[Mesa-dev] [RFC PATCH 48/65] radeonsi: add a slab allocator for resident descriptors
Samuel Pitoiset
samuel.pitoiset at gmail.com
Fri May 26 14:43:16 UTC 2017
On 05/26/2017 04:39 PM, Marek Olšák wrote:
> FYI, I've replied on some radeonsi patches and skimmed through the
> rest without Rbs. I'll do another review once there is version 2.
Looks good to me.
>
> Marek
>
> On Fri, May 19, 2017 at 6:52 PM, Samuel Pitoiset
> <samuel.pitoiset at gmail.com> wrote:
>> For each texture/image handles, we need to allocate a new
>> buffer for the resident descriptor. But when the number of
>> buffers added to the current CS becomes high, the overhead
>> in the winsys (and in the kernel) is important.
>>
>> To reduce this bottleneck, the idea is to suballocate the
>> resident descriptors using a slab similar to the one used
>> in the winsys.
>>
>> Currently, a buffer can hold 1024 resident descriptors but
>> this limit is arbitrary and could be changed in the future
>> for some reasons. Once a slab is allocated the "base" buffer
>> is added to a per-context residency list.
>>
>> Signed-off-by: Samuel Pitoiset <samuel.pitoiset at gmail.com>
>> ---
>> src/gallium/drivers/radeonsi/si_descriptors.c | 150 ++++++++++++++++++++++++++
>> src/gallium/drivers/radeonsi/si_pipe.c | 10 ++
>> src/gallium/drivers/radeonsi/si_pipe.h | 15 +++
>> src/gallium/drivers/radeonsi/si_state.h | 8 ++
>> 4 files changed, 183 insertions(+)
>>
>> diff --git a/src/gallium/drivers/radeonsi/si_descriptors.c b/src/gallium/drivers/radeonsi/si_descriptors.c
>> index 61eb2f10be..d337fc3f11 100644
>> --- a/src/gallium/drivers/radeonsi/si_descriptors.c
>> +++ b/src/gallium/drivers/radeonsi/si_descriptors.c
>> @@ -2005,6 +2005,156 @@ void si_emit_compute_shader_userdata(struct si_context *sctx)

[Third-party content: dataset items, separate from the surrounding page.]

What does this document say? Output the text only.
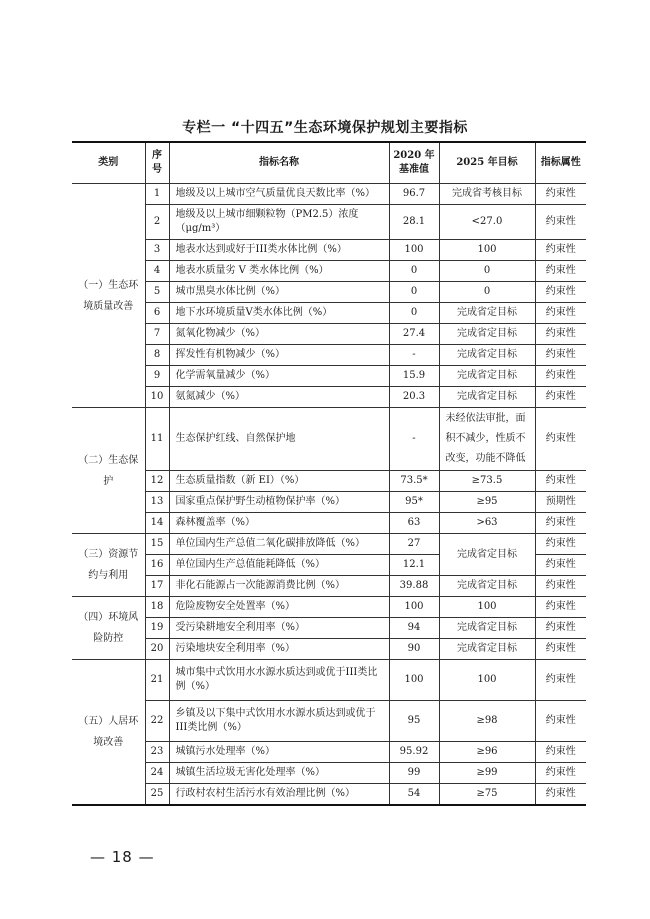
专栏一 “十四五”生态环境保护规划主要指标
类别	序号	指标名称	2020 年基准值	2025 年目标	指标属性
（一）生态环境质量改善	1	地级及以上城市空气质量优良天数比率（%）	96.7	完成省考核目标	约束性
	2	地级及以上城市细颗粒物（PM2.5）浓度（μg/m³）	28.1	<27.0	约束性
	3	地表水达到或好于III类水体比例（%）	100	100	约束性
	4	地表水质量劣 V 类水体比例（%）	0	0	约束性
	5	城市黑臭水体比例（%）	0	0	约束性
	6	地下水环境质量V类水体比例（%）	0	完成省定目标	约束性
	7	氮氧化物减少（%）	27.4	完成省定目标	约束性
	8	挥发性有机物减少（%）	-	完成省定目标	约束性
	9	化学需氧量减少（%）	15.9	完成省定目标	约束性
	10	氨氮减少（%）	20.3	完成省定目标	约束性
（二）生态保护	11	生态保护红线、自然保护地	-	未经依法审批，面积不减少，性质不改变，功能不降低	约束性
	12	生态质量指数（新 EI）（%）	73.5*	≥73.5	约束性
	13	国家重点保护野生动植物保护率（%）	95*	≥95	预期性
	14	森林覆盖率（%）	63	>63	约束性
（三）资源节约与利用	15	单位国内生产总值二氧化碳排放降低（%）	27	完成省定目标	约束性
	16	单位国内生产总值能耗降低（%）	12.1		约束性
	17	非化石能源占一次能源消费比例（%）	39.88	完成省定目标	约束性
（四）环境风险防控	18	危险废物安全处置率（%）	100	100	约束性
	19	受污染耕地安全利用率（%）	94	完成省定目标	约束性
	20	污染地块安全利用率（%）	90	完成省定目标	约束性
（五）人居环境改善	21	城市集中式饮用水水源水质达到或优于III类比例（%）	100	100	约束性
	22	乡镇及以下集中式饮用水水源水质达到或优于III类比例（%）	95	≥98	约束性
	23	城镇污水处理率（%）	95.92	≥96	约束性
	24	城镇生活垃圾无害化处理率（%）	99	≥99	约束性
	25	行政村农村生活污水有效治理比例（%）	54	≥75	约束性
— 18 —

>> sctx->shader_pointers_dirty &= ~compute_mask;
>> }
>>
>> +/* BINDLESS */
>> +
>> +static int si_add_resident_descriptor(struct si_context *sctx,
>> + struct r600_resource *desc)
>> +{
>> + int idx;
>> +
>> + /* New resident descriptor, check if the backing array is large enough. */
>> + if (sctx->num_resident_descriptors >= sctx->max_resident_descriptors) {
>> + unsigned new_max_descriptors =
>> + MAX2(1, sctx->max_resident_descriptors * 2);
>> + struct r600_resource **new_descriptors =
>> + REALLOC(sctx->resident_descriptors,
>> + sctx->num_resident_descriptors * (sizeof(*new_descriptors)),
>> + new_max_descriptors * sizeof(*new_descriptors));
>> +
>> + if (new_descriptors) {
>> + sctx->resident_descriptors = new_descriptors;
>> + sctx->max_resident_descriptors = new_max_descriptors;
>> + } else {
>> + fprintf(stderr, "si_add_resident_descriptor: "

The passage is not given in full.